Usually, we receive outbreak data in non-standard formats, requiring specific steps and taking the most time to prepare usable data inputs. Some of them are:
- Read delay distributions from the literature
- Read and clean case data
- Validate your line list
- Describe case data
And this is not the end. After quantifying transmissibility we need to answer more key public health questions like: What is the attack rate we expect? What would be the impact of a given intervention? We can use the reproduction number and other outputs as new inputs for complementary tasks. For example:
- Estimate severity
- Create short-term forecast
- Simulate transmission scenarios
- Compare interventions
So, all these tasks can be interconnected in a pipeline:
What can we do?
Our strategy is gradually incorporating specialised R packages into our traditional analysis pipeline. These packages should fill the gaps in these epidemiology-specific tasks in response to outbreaks.
Epiverse-TRACE’s aim is to provide a software ecosystem for outbreak analytics. We support the development of software pieces, make the existing ones interoperable for the user experience, and stimulate a community of practice.
How can I start?
Our plan for these tutorials is to introduce key solutions from packages in all the tasks before and after the Quantify transmission task, plus the required theory concepts to interpret modelling outputs and make rigorous conclusions.

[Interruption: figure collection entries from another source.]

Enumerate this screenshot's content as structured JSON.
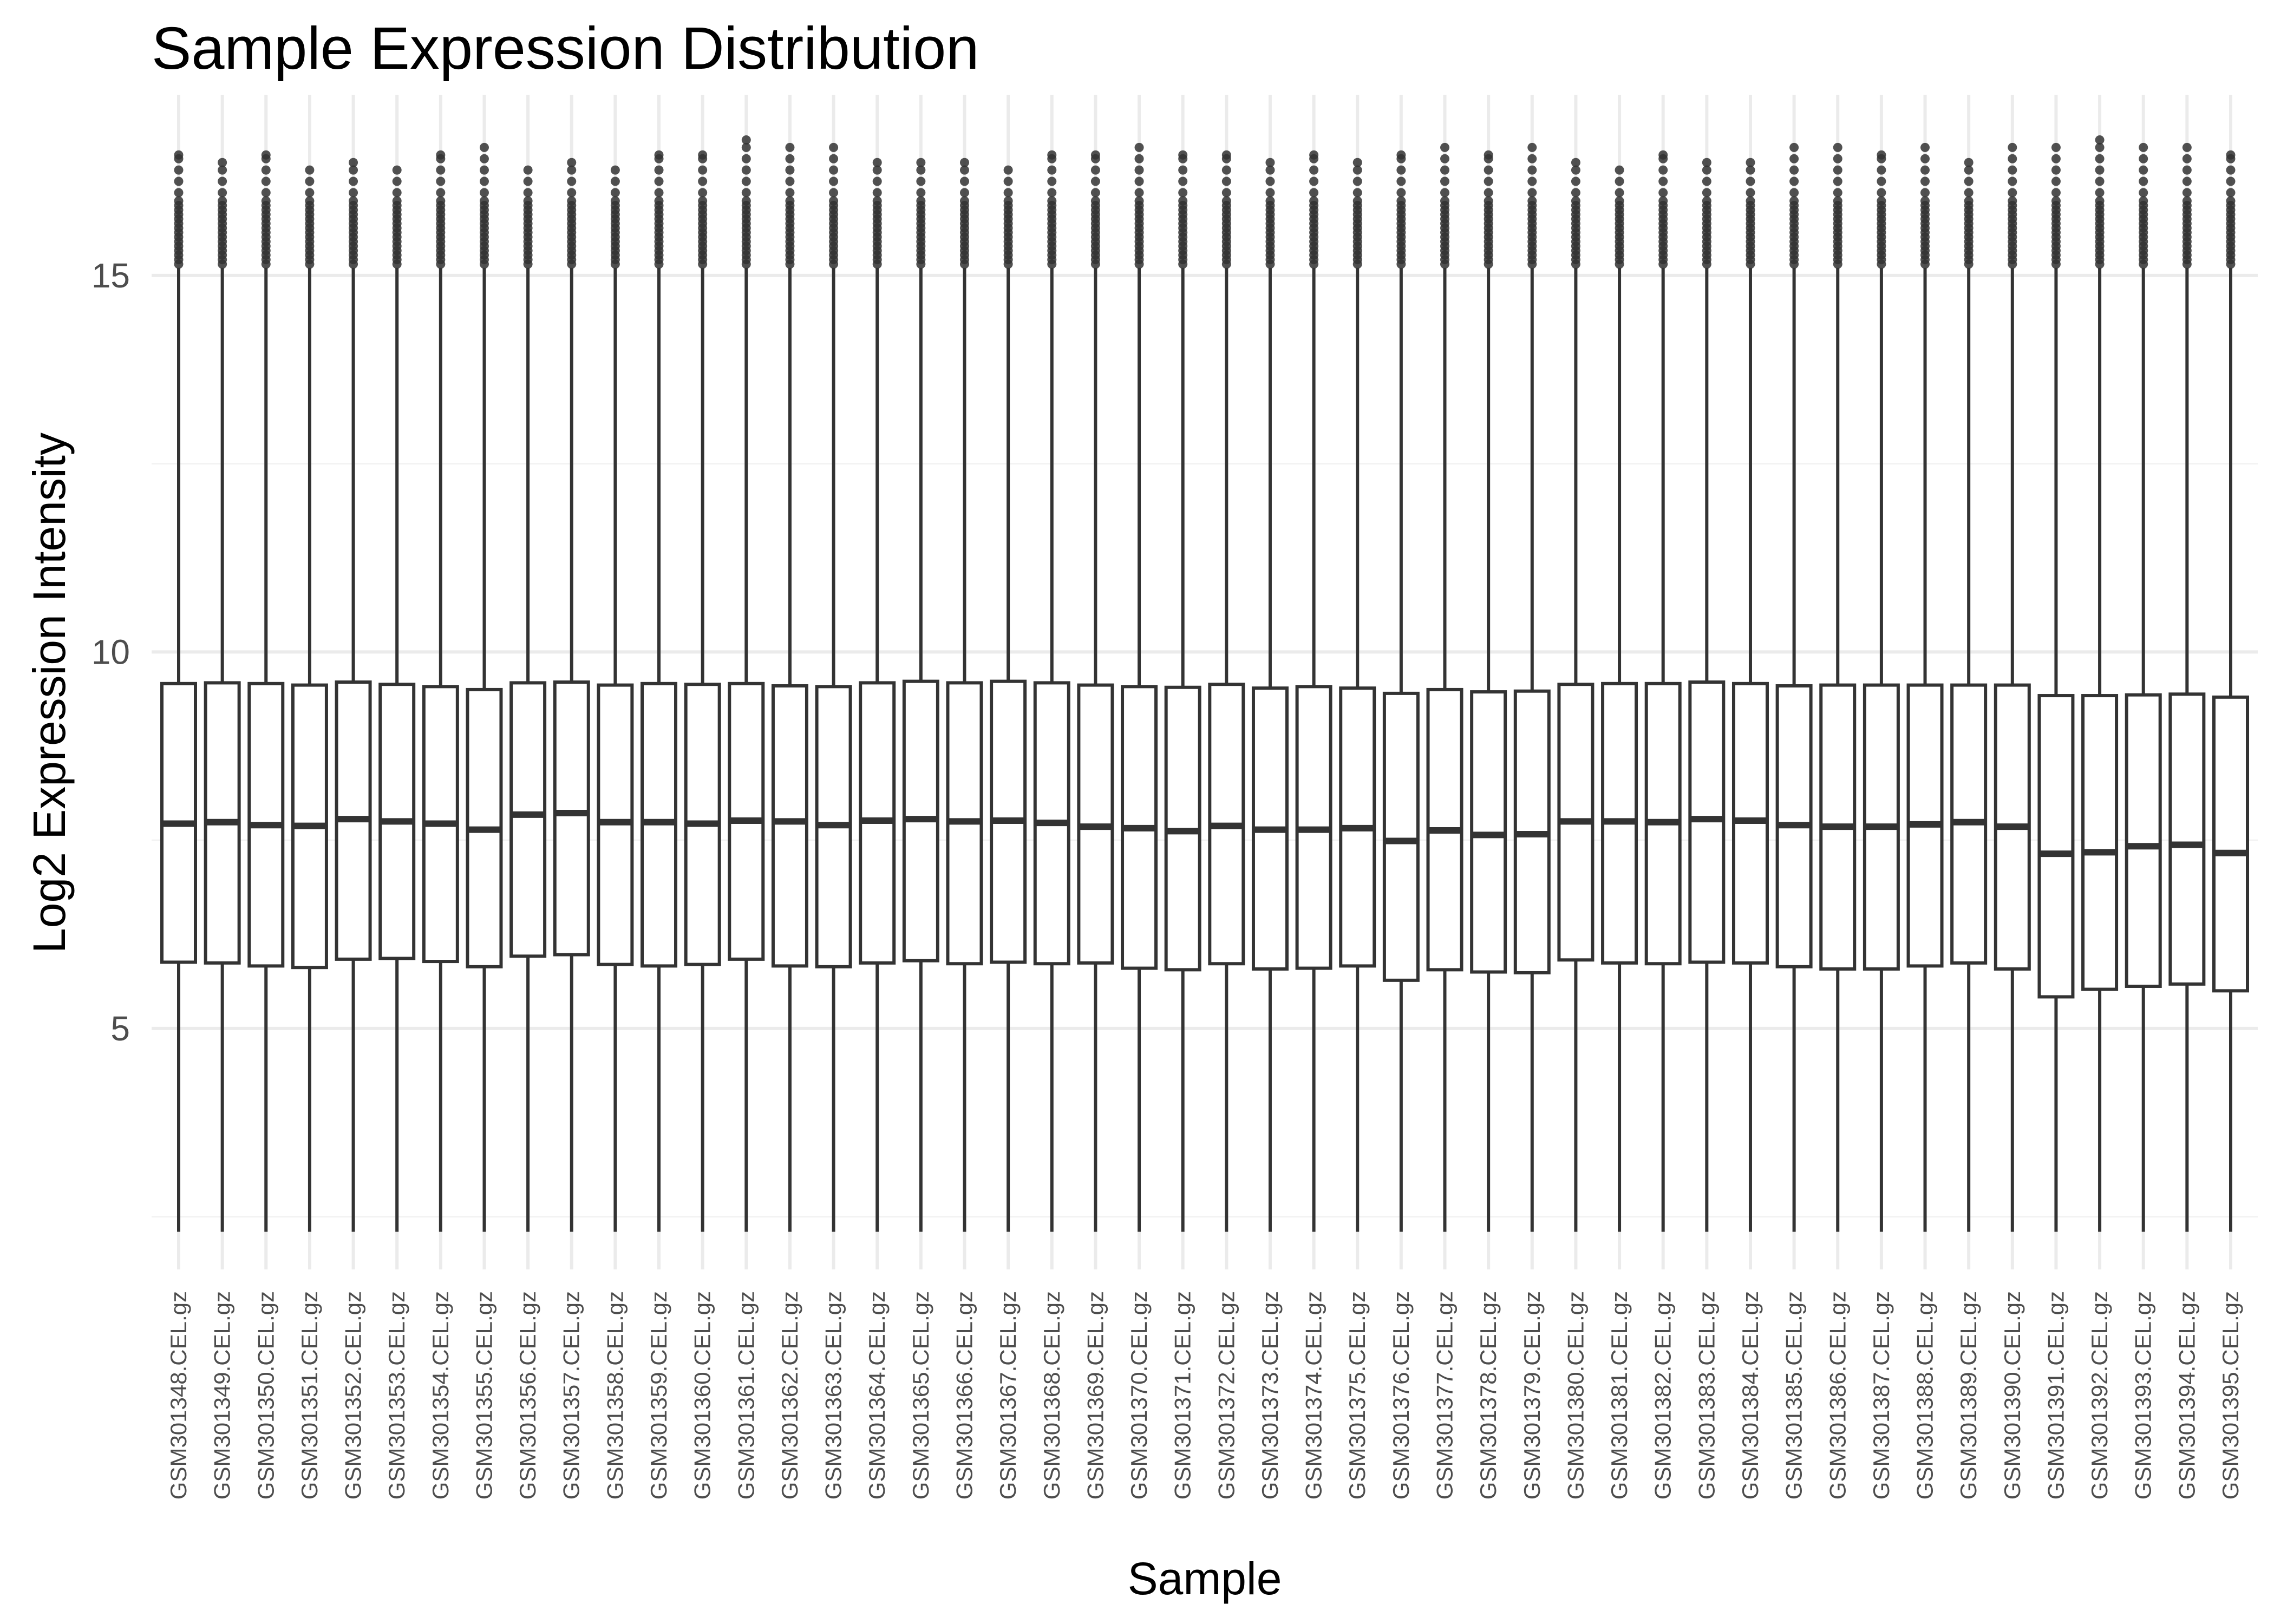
{
  "chart_data": {
    "type": "boxplot",
    "title": "Sample Expression Distribution",
    "xlabel": "Sample",
    "ylabel": "Log2 Expression Intensity",
    "ylim": [
      1.8,
      17.4
    ],
    "yticks": [
      5,
      10,
      15
    ],
    "grid": true,
    "legend": "none",
    "colors": {
      "box_stroke": "#333333",
      "box_fill": "#ffffff",
      "grid": "#ebebeb",
      "outlier": "#333333"
    },
    "categories": [
      "GSM301348.CEL.gz",
      "GSM301349.CEL.gz",
      "GSM301350.CEL.gz",
      "GSM301351.CEL.gz",
      "GSM301352.CEL.gz",
      "GSM301353.CEL.gz",
      "GSM301354.CEL.gz",
      "GSM301355.CEL.gz",
      "GSM301356.CEL.gz",
      "GSM301357.CEL.gz",
      "GSM301358.CEL.gz",
      "GSM301359.CEL.gz",
      "GSM301360.CEL.gz",
      "GSM301361.CEL.gz",
      "GSM301362.CEL.gz",
      "GSM301363.CEL.gz",
      "GSM301364.CEL.gz",
      "GSM301365.CEL.gz",
      "GSM301366.CEL.gz",
      "GSM301367.CEL.gz",
      "GSM301368.CEL.gz",
      "GSM301369.CEL.gz",
      "GSM301370.CEL.gz",
      "GSM301371.CEL.gz",
      "GSM301372.CEL.gz",
      "GSM301373.CEL.gz",
      "GSM301374.CEL.gz",
      "GSM301375.CEL.gz",
      "GSM301376.CEL.gz",
      "GSM301377.CEL.gz",
      "GSM301378.CEL.gz",
      "GSM301379.CEL.gz",
      "GSM301380.CEL.gz",
      "GSM301381.CEL.gz",
      "GSM301382.CEL.gz",
      "GSM301383.CEL.gz",
      "GSM301384.CEL.gz",
      "GSM301385.CEL.gz",
      "GSM301386.CEL.gz",
      "GSM301387.CEL.gz",
      "GSM301388.CEL.gz",
      "GSM301389.CEL.gz",
      "GSM301390.CEL.gz",
      "GSM301391.CEL.gz",
      "GSM301392.CEL.gz",
      "GSM301393.CEL.gz",
      "GSM301394.CEL.gz",
      "GSM301395.CEL.gz"
    ],
    "q1": [
      5.88,
      5.87,
      5.83,
      5.81,
      5.92,
      5.93,
      5.89,
      5.82,
      5.96,
      5.98,
      5.85,
      5.83,
      5.85,
      5.92,
      5.83,
      5.82,
      5.87,
      5.9,
      5.86,
      5.88,
      5.86,
      5.87,
      5.8,
      5.78,
      5.86,
      5.79,
      5.8,
      5.83,
      5.64,
      5.78,
      5.75,
      5.74,
      5.91,
      5.87,
      5.86,
      5.88,
      5.87,
      5.82,
      5.79,
      5.79,
      5.83,
      5.87,
      5.79,
      5.42,
      5.52,
      5.56,
      5.59,
      5.5
    ],
    "median": [
      7.72,
      7.74,
      7.7,
      7.69,
      7.78,
      7.75,
      7.72,
      7.64,
      7.84,
      7.86,
      7.74,
      7.74,
      7.72,
      7.76,
      7.75,
      7.7,
      7.76,
      7.78,
      7.75,
      7.76,
      7.73,
      7.68,
      7.66,
      7.62,
      7.69,
      7.64,
      7.64,
      7.66,
      7.49,
      7.63,
      7.57,
      7.58,
      7.75,
      7.75,
      7.74,
      7.78,
      7.76,
      7.7,
      7.68,
      7.68,
      7.71,
      7.74,
      7.68,
      7.32,
      7.34,
      7.42,
      7.44,
      7.33
    ],
    "q3": [
      9.58,
      9.59,
      9.58,
      9.56,
      9.6,
      9.57,
      9.54,
      9.5,
      9.59,
      9.6,
      9.56,
      9.58,
      9.57,
      9.58,
      9.55,
      9.54,
      9.59,
      9.61,
      9.59,
      9.61,
      9.59,
      9.56,
      9.54,
      9.53,
      9.57,
      9.52,
      9.54,
      9.52,
      9.45,
      9.5,
      9.47,
      9.48,
      9.57,
      9.58,
      9.58,
      9.6,
      9.58,
      9.55,
      9.56,
      9.56,
      9.56,
      9.56,
      9.56,
      9.42,
      9.42,
      9.43,
      9.44,
      9.4
    ],
    "whisker_low": [
      2.3,
      2.3,
      2.3,
      2.3,
      2.3,
      2.3,
      2.3,
      2.3,
      2.3,
      2.3,
      2.3,
      2.3,
      2.3,
      2.3,
      2.3,
      2.3,
      2.3,
      2.3,
      2.3,
      2.3,
      2.3,
      2.3,
      2.3,
      2.3,
      2.3,
      2.3,
      2.3,
      2.3,
      2.3,
      2.3,
      2.3,
      2.3,
      2.3,
      2.3,
      2.3,
      2.3,
      2.3,
      2.3,
      2.3,
      2.3,
      2.3,
      2.3,
      2.3,
      2.3,
      2.3,
      2.3,
      2.3,
      2.3
    ],
    "whisker_high": [
      15.1,
      15.1,
      15.1,
      15.1,
      15.1,
      15.1,
      15.1,
      15.1,
      15.1,
      15.1,
      15.1,
      15.1,
      15.1,
      15.1,
      15.1,
      15.1,
      15.1,
      15.1,
      15.1,
      15.1,
      15.1,
      15.1,
      15.1,
      15.1,
      15.1,
      15.1,
      15.1,
      15.1,
      15.1,
      15.1,
      15.1,
      15.1,
      15.1,
      15.1,
      15.1,
      15.1,
      15.1,
      15.1,
      15.1,
      15.1,
      15.1,
      15.1,
      15.1,
      15.1,
      15.1,
      15.1,
      15.1,
      15.1
    ],
    "outlier_max": [
      16.6,
      16.5,
      16.6,
      16.4,
      16.5,
      16.4,
      16.6,
      16.7,
      16.4,
      16.5,
      16.4,
      16.6,
      16.6,
      16.8,
      16.7,
      16.7,
      16.5,
      16.5,
      16.5,
      16.4,
      16.6,
      16.6,
      16.7,
      16.6,
      16.6,
      16.5,
      16.6,
      16.5,
      16.6,
      16.7,
      16.6,
      16.7,
      16.5,
      16.4,
      16.6,
      16.5,
      16.5,
      16.7,
      16.7,
      16.6,
      16.7,
      16.5,
      16.7,
      16.7,
      16.8,
      16.7,
      16.7,
      16.6
    ]
  }
}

In the first set of episodes, you will learn how to optimise the reading of delay distributions and cleaning of case data to input them into the Quantify transmission task. These preliminary tasks are the Early tasks. These include packages like
{readepi}
, cleanepi, linelist,{epiparameter}
, and{episoap}
.Then, we will get deeper into the packages and required theory to Quantify transmission and perform more real-time analysis tasks next to it. These are the Middle tasks. This includes EpiNow2, cfr, epichains, and
{superspreading}
.Lastly, we will use Quantify transmission data outputs to compare it to other indicators and simulate epidemic scenarios as part of the Late tasks. This includes finalsize,
{epidemics}
, and{scenarios}
.
let’s start!
Lets start our learning path with the Early Task Tutorials!
Key Points
- Our vision is to have pipelines of R packages for outbreak analytics.
- Our strategy is to create interconnected tasks to get relevant outputs for public health questions.
- We plan to introduce package solutions and theory bits for each of the tasks in the outbreak analytics pipeline.